Current recommendations in canine blood banking involve the processing of blood within 8 hours of collection. It is unknown if longer periods of time prior to processing will reduce the coagulation factor content (CFC) of canine plasma. The aim of this study was to investigate the CFC of plasma produced from canine blood stored for 24 hours compared to CFC of plasma processed within 8 and 12 hours. A secondary aim of the study was to compare the CFC of Greyhound plasma with that of other breeds.

A convenience sample of 58 units of canine blood were collected and processed in 3 different time frames - 8 hours (20), 12 hours (18) and 24 hours (20) post collection. Each group contained 10 Greyhound units and 10 units from other breeds (excepting the 12 hour other breed group that contained 8 units). The activities of factors II, V, VII, VIII, IX, X, antithrombin, von Willebrand Factor concentration (vWF:Ag) and clottable fibrinogen in each unit was measured. The CFC of each factor was compared between time points and breeds.
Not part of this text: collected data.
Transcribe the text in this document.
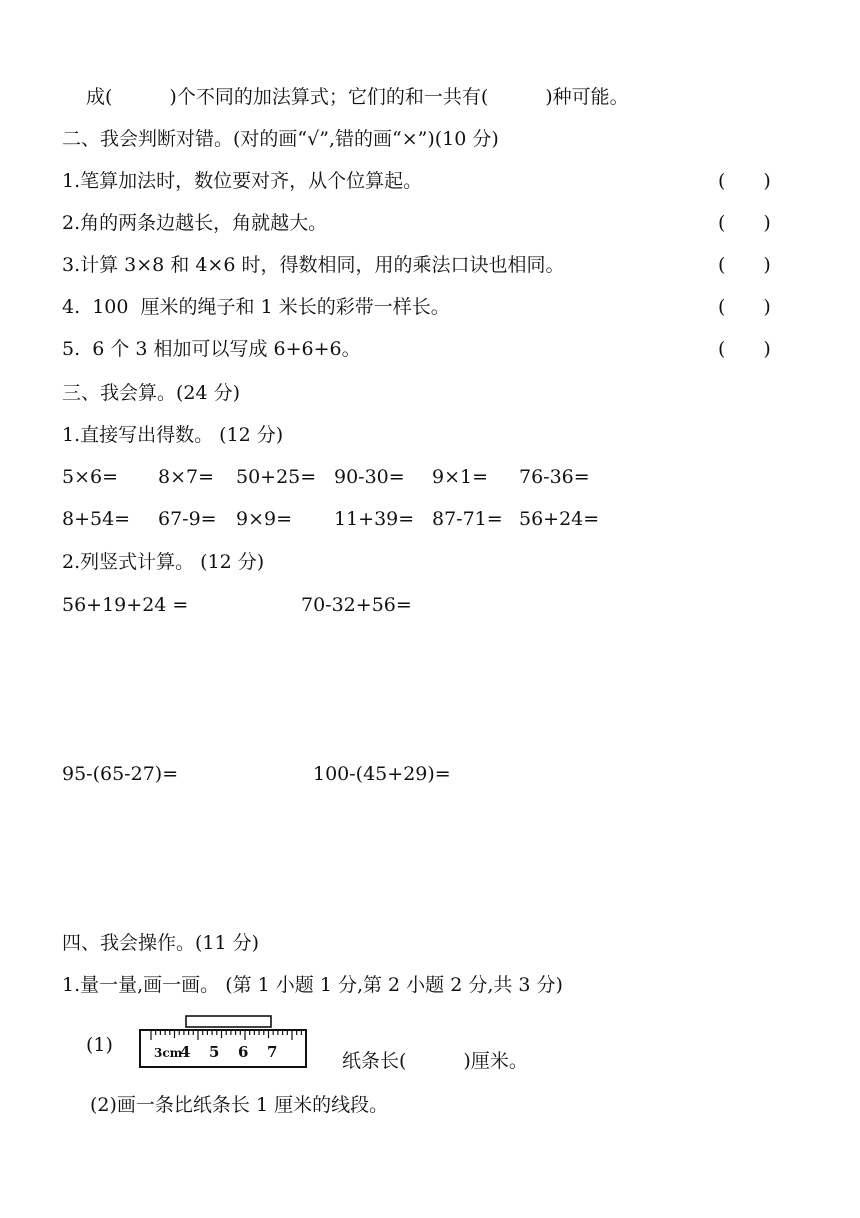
成(　　　)个不同的加法算式；它们的和一共有(　　　)种可能。
二、我会判断对错。(对的画“√”,错的画“×”)(10 分)
1.笔算加法时，数位要对齐，从个位算起。	(　　)
2.角的两条边越长，角就越大。	(　　)
3.计算 3×8 和 4×6 时，得数相同，用的乘法口诀也相同。	(　　)
4.  100  厘米的绳子和 1 米长的彩带一样长。	(　　)
5.  6 个 3 相加可以写成 6+6+6。	(　　)
三、我会算。(24 分)
1.直接写出得数。 (12 分)
5×6= 8×7= 50+25= 90-30= 9×1= 76-36=
8+54= 67-9= 9×9= 11+39= 87-71= 56+24=
2.列竖式计算。 (12 分)
56+19+24 =	70-32+56=
95-(65-27)=	100-(45+29)=
四、我会操作。(11 分)
1.量一量,画一画。 (第 1 小题 1 分,第 2 小题 2 分,共 3 分)
(1)	3cm
4 5 6 7	纸条长(　　　)厘米。
(2)画一条比纸条长 1 厘米的线段。
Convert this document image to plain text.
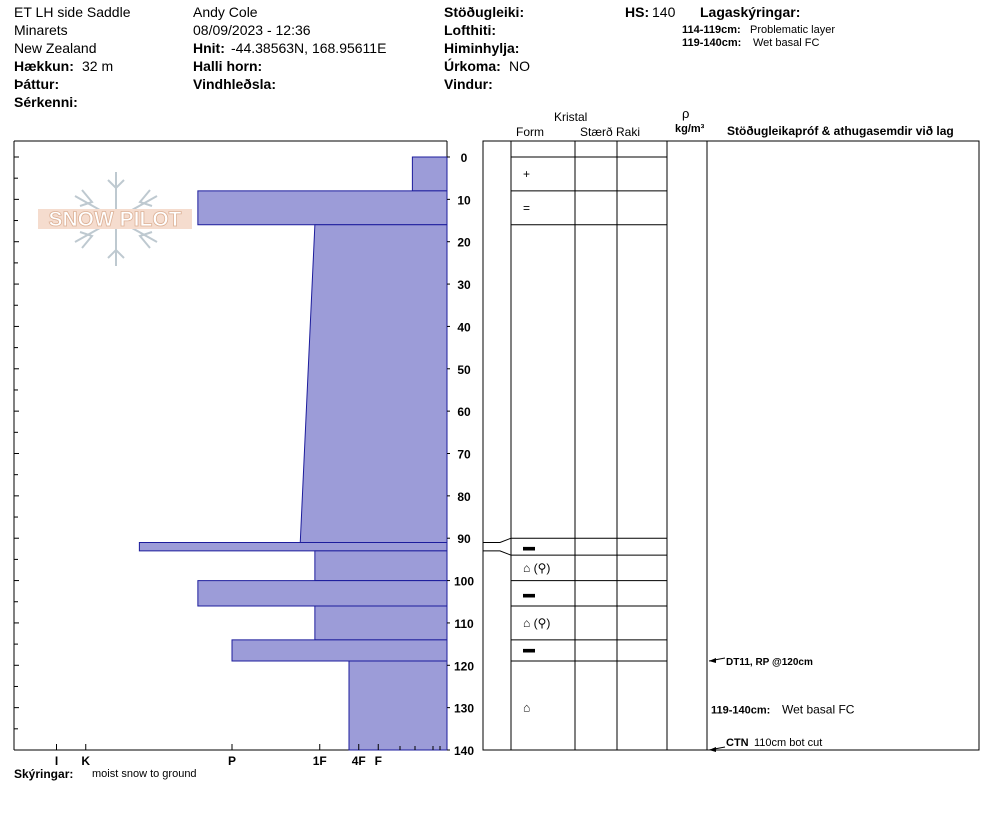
ET LH side Saddle
Minarets
New Zealand
Hækkun: 32 m
Þáttur:
Sérkenni:
Andy Cole
08/09/2023 - 12:36
Hnit: -44.38563N, 168.95611E
Halli horn:
Vindhleðsla:
Stöðugleiki:
Lofthiti:
Himinhylja:
Úrkoma: NO
Vindur:
HS: 140 Lagaskýringar:
114-119cm: Problematic layer
119-140cm: Wet basal FC
Kristal
Form	Stærð Raki
ρ
kg/m³ Stöðugleikapróf & athugasemdir við lag
Skýringar: moist snow to ground
SNOW PILOT
0
10
20
30
40
50
60
70
80
90
100
110
120
130
140
I K	P	1F 4F F
+
=
▬
⌂ (⚲)
▬
⌂ (⚲)
▬
⌂
DT11, RP @120cm
CTN 110cm bot cut
119-140cm: Wet basal FC
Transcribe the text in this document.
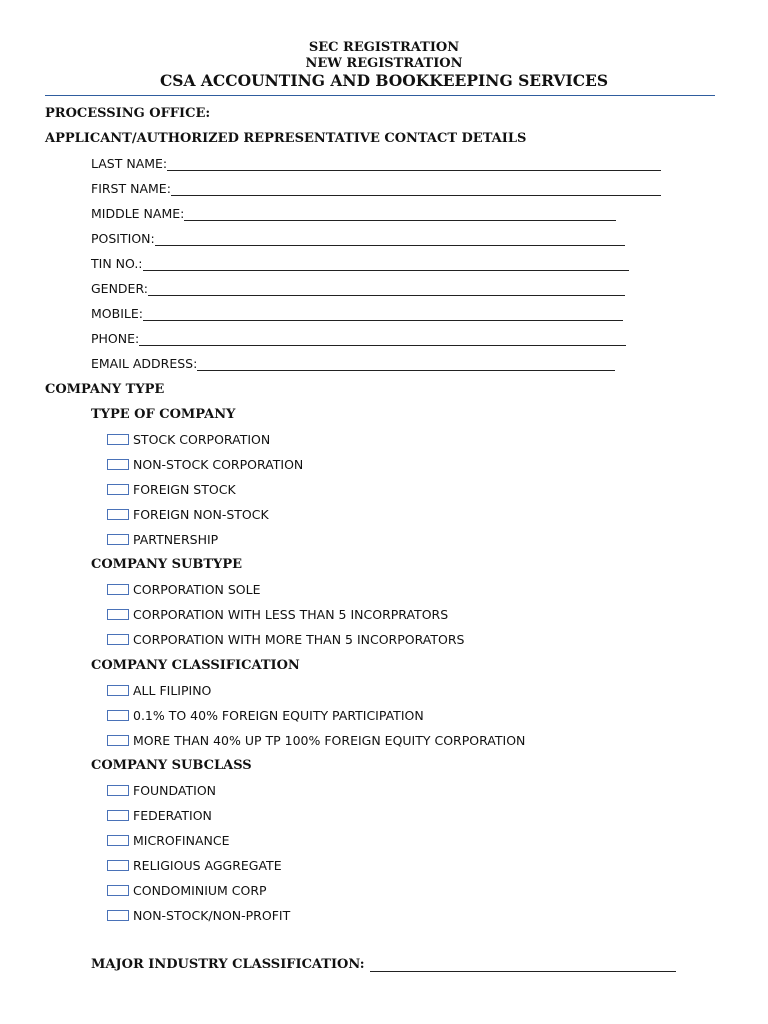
SEC REGISTRATION
NEW REGISTRATION
CSA ACCOUNTING AND BOOKKEEPING SERVICES
PROCESSING OFFICE:
APPLICANT/AUTHORIZED REPRESENTATIVE CONTACT DETAILS
LAST NAME:
FIRST NAME:
MIDDLE NAME:
POSITION:
TIN NO.:
GENDER:
MOBILE:
PHONE:
EMAIL ADDRESS:
COMPANY TYPE
TYPE OF COMPANY
STOCK CORPORATION
NON-STOCK CORPORATION
FOREIGN STOCK
FOREIGN NON-STOCK
PARTNERSHIP
COMPANY SUBTYPE
CORPORATION SOLE
CORPORATION WITH LESS THAN 5 INCORPRATORS
CORPORATION WITH MORE THAN 5 INCORPORATORS
COMPANY CLASSIFICATION
ALL FILIPINO
0.1% TO 40% FOREIGN EQUITY PARTICIPATION
MORE THAN 40% UP TP 100% FOREIGN EQUITY CORPORATION
COMPANY SUBCLASS
FOUNDATION
FEDERATION
MICROFINANCE
RELIGIOUS AGGREGATE
CONDOMINIUM CORP
NON-STOCK/NON-PROFIT
MAJOR INDUSTRY CLASSIFICATION:
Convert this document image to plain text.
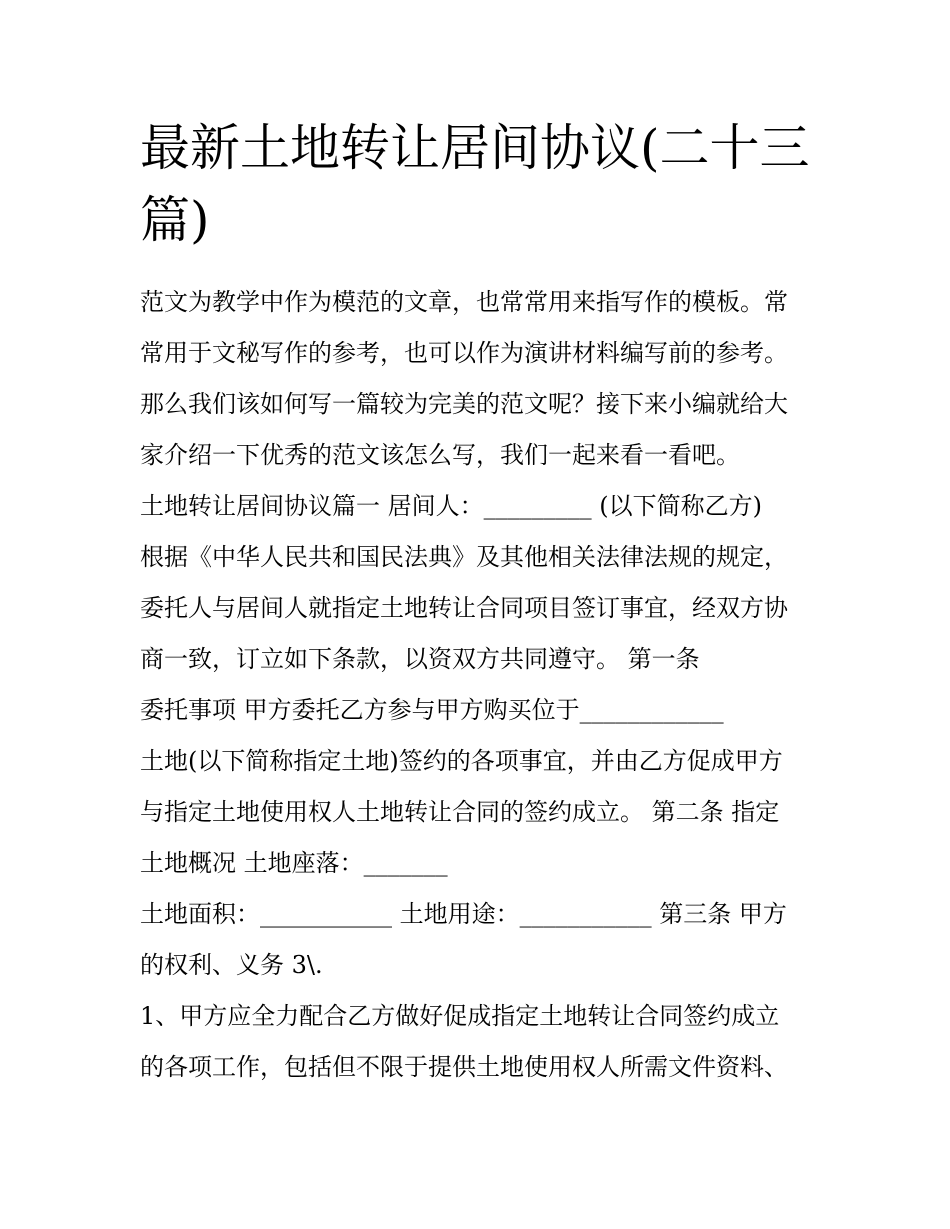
最新土地转让居间协议(二十三
篇)
范文为教学中作为模范的文章，也常常用来指写作的模板。常
常用于文秘写作的参考，也可以作为演讲材料编写前的参考。
那么我们该如何写一篇较为完美的范文呢？接下来小编就给大
家介绍一下优秀的范文该怎么写，我们一起来看一看吧。
土地转让居间协议篇一 居间人：_________ (以下简称乙方)
根据《中华人民共和国民法典》及其他相关法律法规的规定，
委托人与居间人就指定土地转让合同项目签订事宜，经双方协
商一致，订立如下条款，以资双方共同遵守。 第一条
委托事项 甲方委托乙方参与甲方购买位于____________
土地(以下简称指定土地)签约的各项事宜，并由乙方促成甲方
与指定土地使用权人土地转让合同的签约成立。 第二条 指定
土地概况 土地座落：_______
土地面积：___________ 土地用途：___________ 第三条 甲方
的权利、义务 3\.
1、甲方应全力配合乙方做好促成指定土地转让合同签约成立
的各项工作，包括但不限于提供土地使用权人所需文件资料、
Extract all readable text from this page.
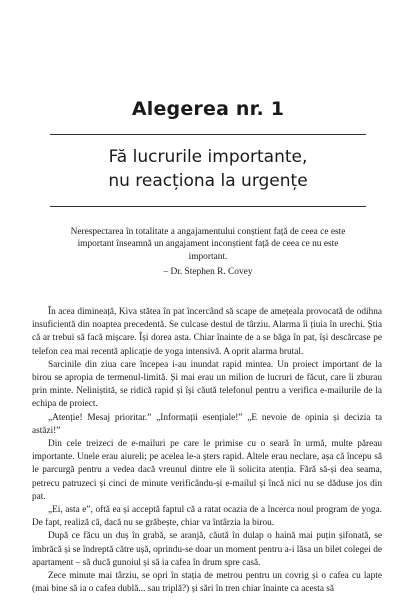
Alegerea nr. 1
Fă lucrurile importante,
nu reacționa la urgențe
Nerespectarea în totalitate a angajamentului conștient față de ceea ce este important înseamnă un angajament inconștient față de ceea ce nu este important.
– Dr. Stephen R. Covey

În acea dimineață, Kiva stătea în pat încercând să scape de amețeala provocată de odihna insuficientă din noaptea precedentă. Se culcase destul de târziu. Alarma îi țiuia în urechi. Știa că ar trebui să facă mișcare. Își dorea asta. Chiar înainte de a se băga în pat, își descărcase pe telefon cea mai recentă aplicație de yoga intensivă. A oprit alarma brutal.

Sarcinile din ziua care începea i-au inundat rapid mintea. Un proiect important de la birou se apropia de termenul-limită. Și mai erau un milion de lucruri de făcut, care îi zburau prin minte. Neliniștită, se ridică rapid și își căută telefonul pentru a verifica e-mailurile de la echipa de proiect.

„Atenție! Mesaj prioritar.” „Informații esențiale!” „E nevoie de opinia și decizia ta astăzi!”

Din cele treizeci de e-mailuri pe care le primise cu o seară în urmă, multe păreau importante. Unele erau aiureli; pe acelea le-a șters rapid. Altele erau neclare, așa că începu să le parcurgă pentru a vedea dacă vreunul dintre ele îi solicita atenția. Fără să-și dea seama, petrecu patruzeci și cinci de minute verificându-și e-mailul și încă nici nu se dăduse jos din pat.

„Ei, asta e”, oftă ea și acceptă faptul că a ratat ocazia de a încerca noul program de yoga. De fapt, realiză că, dacă nu se grăbește, chiar va întârzia la birou.

După ce făcu un duș în grabă, se aranjă, căută în dulap o haină mai puțin șifonată, se îmbrăcă și se îndreptă către ușă, oprindu-se doar un moment pentru a-i lăsa un bilet colegei de apartament – să ducă gunoiul și să ia cafea în drum spre casă.

Zece minute mai târziu, se opri în stația de metrou pentru un covrig și o cafea cu lapte (mai bine să ia o cafea dublă... sau triplă?) și sări în tren chiar înainte ca acesta să
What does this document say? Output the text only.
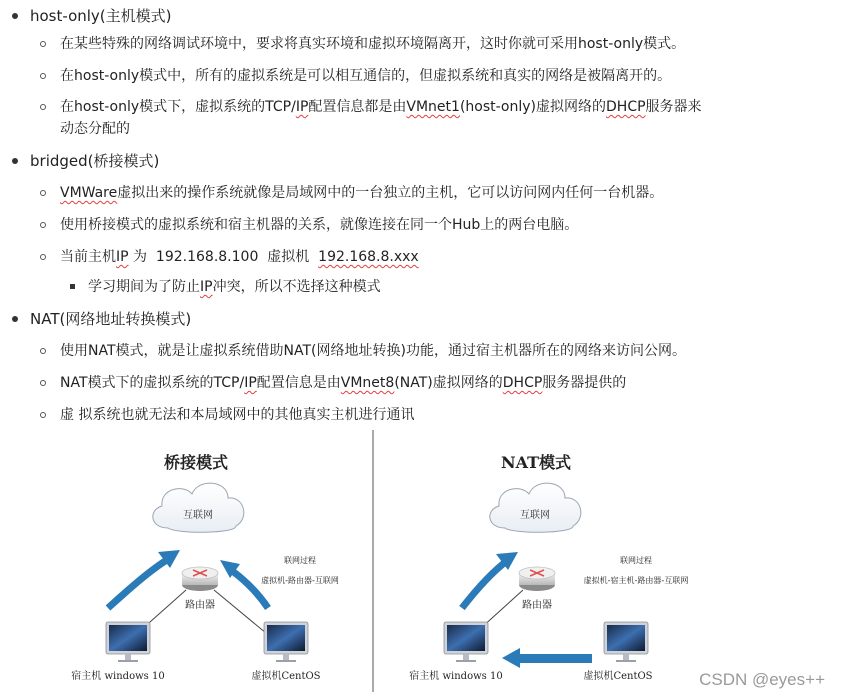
host-only(主机模式)
在某些特殊的网络调试环境中，要求将真实环境和虚拟环境隔离开，这时你就可采用host-only模式。
在host-only模式中，所有的虚拟系统是可以相互通信的，但虚拟系统和真实的网络是被隔离开的。
在host-only模式下，虚拟系统的TCP/IP配置信息都是由VMnet1(host-only)虚拟网络的DHCP服务器来
动态分配的
bridged(桥接模式)
VMWare虚拟出来的操作系统就像是局域网中的一台独立的主机，它可以访问网内任何一台机器。
使用桥接模式的虚拟系统和宿主机器的关系，就像连接在同一个Hub上的两台电脑。
当前主机IP 为  192.168.8.100  虚拟机  192.168.8.xxx
学习期间为了防止IP冲突，所以不选择这种模式
NAT(网络地址转换模式)
使用NAT模式，就是让虚拟系统借助NAT(网络地址转换)功能，通过宿主机器所在的网络来访问公网。
NAT模式下的虚拟系统的TCP/IP配置信息是由VMnet8(NAT)虚拟网络的DHCP服务器提供的
虚 拟系统也就无法和本局域网中的其他真实主机进行通讯
桥接模式
互联网
路由器
联网过程
虚拟机-路由器-互联网
宿主机 windows 10	虚拟机CentOS
NAT模式
互联网
路由器
联网过程
虚拟机-宿主机-路由器-互联网
宿主机 windows 10	虚拟机CentOS	CSDN @eyes++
There was no significant difference in the CFC of factors II, VII, IX, vWF or fibrinogen across all time groups. The CFC of factor V was significantly lower in the 12 hour group compared to the 8 hour group. The CFC of factors VIII, X and antithrombin were significantly higher in the 24 hour group compared to the 8 hour group. CFC of factors VIII, and X were also significantly higher in the 24 hour group compared to the 12 hour group. The CFC of factor X, fibrinogen and vWF was significantly lower in plasma collected from Greyhounds compared to other breeds. There was no statistically significant difference between the breed groups across all other factors. The CFC of factor VIII was widely variable across all units (median 71.5%, range 31–225%).

These results suggest that storing blood at ambient temperature for 24 hours causes no clinically relevant loss of plasma CFC and is an acceptable option for processing plasma for transfusion. We also found that Greyhound plasma contains acceptable levels of all coagulation factors for the treatment of deficient dogs. The wide individual variation in factor VIII has implications for transfusion dosage recommendations and cryoprecipitate production and therefore warrants further investigation.